During a July 13 interview on CNN's New Day, top White House COVID adviser Anthony Fauci, MD, confirmed that he is concerned about the BA.5 variant because it has a "transmission advantage" over prior versions of the virus—even the original Omicron variant BA.1 and formerly dominant Omicron subvariants BA.2 and BA.2.12.1. The infectious disease expert told news anchor John Berman that this newly dominant subvariant's "ability to infect an individual is enhanced" because of its heightened ability to evade immunity from both vaccination and natural infection.
According to Fauci, the BA.5 variant is "the reason why" the U.S. is seeing a reported 140,000 COVID cases a day—although Fauci agreed that even this is "likely a gross underestimate" of the number of actual infections, as many people are testing themselves with at-home COVID kits and not reporting positive results to state agencies.

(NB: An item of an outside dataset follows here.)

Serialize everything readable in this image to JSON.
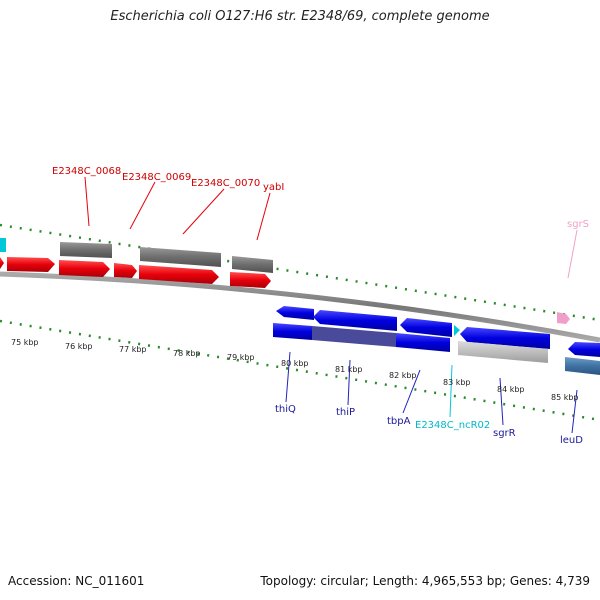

"So we're probably seeing a multifold greater number than that 140,000. Deaths are still around 300, but hospitalizations are ticking up," he told Berman. "This is something you don't want to panic about, but you really want to pay attention to it, because there are things that we can do to blunt that."
Like many other virus experts, Fauci continued to stress the need for more Americans to get vaccinated—noting that only 67 percent of the population has been fully vaccinated. But according to the infectious disease expert, that's not the only mitigation tool available that people should be utilizing amid BA.5's spread.
When asked if people should be wearing masks indoors again, Fauci said that the CDC "makes it very clear" that people "really should, in an indoor setting, a congregate setting, be wearing masks." The agency's guidelines recommend that people in areas with moderate to high COVID transmission wear a mask indoors, no matter if they're vaccinated or not.
According to Fauci, there have been a "fair amount" of areas moving from low virus transmission a couple months of ago to moderate and high spread now. The CDC's latest data shows that 58.5 percent of communities in the U.S. have at least a medium level of COVID transmission, as of July 7. And in the past week, the number of high-level counties and medium-level counties has increased by 1.3 percent and 2.4 percent, respectively.
"[Masking indoors] is just the appropriate thing to do to defend, to protect yourself and your family, and those around you, because you could get infected and inadvertently, without any symptoms, transmit it to someone perhaps in your own household, who's vulnerable, either an elderly person or someone with immune compromise," Fauci said.